Presented in session, “Mobilising Knowledge for Ecology”
Living Knowledge 3, Paris, August 2007
Video on YouTube
PDF, 288 KB
Introduction
This paper is problem-oriented. We whose experience the contents reflect are active within Milkas, a joint organization made up of Friends of the Earth Sweden and the Swedish Anti-Nuclear Movement for the express purpose of participating in consultations about plans for storage of domestically produced high-level nuclear waste (irradiated fuel, etc.) in Sweden. The paper also draws extensively on input from participants in the international conference, “Coping with Nuclear Waste”, arranged by Milkas in Stockholm in April 2007.
Problems common to many countries ... Nuclear energy is a spin-off from the technology developed to produce nuclear bombs. Unfortunately, the civilian uses of the technology seem to have inherited the culture of secrecy that surrounded the military research and development (R&D) that parented it. That may not be the whole explanation, but the fact is that in most countries nuclear energy is not debated as freely as other hazardous technologies. Nor is it regulated by the same laws. Somehow, governments around the world have found it reasonable to accord nuclear energy a privileged status: economically as well as in regulatory terms.

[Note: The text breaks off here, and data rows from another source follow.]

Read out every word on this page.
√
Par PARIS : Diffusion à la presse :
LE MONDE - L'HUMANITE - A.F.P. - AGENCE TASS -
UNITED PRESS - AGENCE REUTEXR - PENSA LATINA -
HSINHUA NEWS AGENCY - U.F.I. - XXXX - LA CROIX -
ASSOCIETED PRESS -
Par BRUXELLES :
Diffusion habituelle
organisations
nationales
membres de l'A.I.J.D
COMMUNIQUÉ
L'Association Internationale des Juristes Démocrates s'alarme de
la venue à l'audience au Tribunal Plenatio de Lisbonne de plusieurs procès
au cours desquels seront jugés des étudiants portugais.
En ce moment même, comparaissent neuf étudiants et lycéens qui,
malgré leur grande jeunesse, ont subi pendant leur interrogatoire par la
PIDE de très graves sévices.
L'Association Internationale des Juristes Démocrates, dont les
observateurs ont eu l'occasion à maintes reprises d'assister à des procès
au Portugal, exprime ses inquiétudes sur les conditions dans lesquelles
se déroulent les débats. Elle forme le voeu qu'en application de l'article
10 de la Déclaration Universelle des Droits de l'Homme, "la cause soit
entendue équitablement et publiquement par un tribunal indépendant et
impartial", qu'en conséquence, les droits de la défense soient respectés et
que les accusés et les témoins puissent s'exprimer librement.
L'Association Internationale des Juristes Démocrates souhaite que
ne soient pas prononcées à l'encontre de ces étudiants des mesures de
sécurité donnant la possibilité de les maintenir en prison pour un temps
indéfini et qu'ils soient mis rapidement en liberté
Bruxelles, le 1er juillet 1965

Neither is the pollution produced by nuclear energy part of the general environmental agenda in most European countries. Even environmental protection authorities (EPAs) know little about radiation. It is not part of their remit. This flaw in the regulatory apparatus has far-reaching consequences (cf. the discussion of the Baltic Sea below).
A sad consequence of this situation today is that it leaves ample leeway for the industry to claim that nuclear energy is “clean”. The companies know it is not clean, but they also know that few people are aware of the kinds of pollution nuclear energy entails. (The regulatory agencies remain silent.) And, as all manipulators of opinion — from Macchiavelli to George W Bush — know, a lie, repeated often enough, will acquire the ring of truth.
Issues relating to nuclear waste management are, by contrast, universally controversial, the main reason being that no credibly environmentally sound solution has been presented. The time frame for the hazards involved is staggering; nuclear waste will pose a hazard to hundreds of generations. And then, there is the NIMBY (“Not-In-My-Back-Yard”) factor: In repeated EU opinion polls 80-90 per cent of the respondents say they would not want a waste repository near their home. This, regardless of the person’s views on nuclear energy.
Another, more general problem that hinders communication about nuclear energy is a frequently prevalent cultural conflict between engineers and laymen. Gustaf Östberg, a Swedish writer (and engineer) who makes a strong case for better communication between engineers and policy-makers, notes that many engineers are instinctively hostile to people who voice doubts. Many engineers, he writes, associate doubt with weakness. (On a crasser level, giving in to doubt may mean costly delays.) Many of us in the environmental movement are sceptics by nature; we are the proverbial “doubting Thomases and Tomasinas”. Little wonder, then, if our attempts at dialogue on nuclear issues often derail?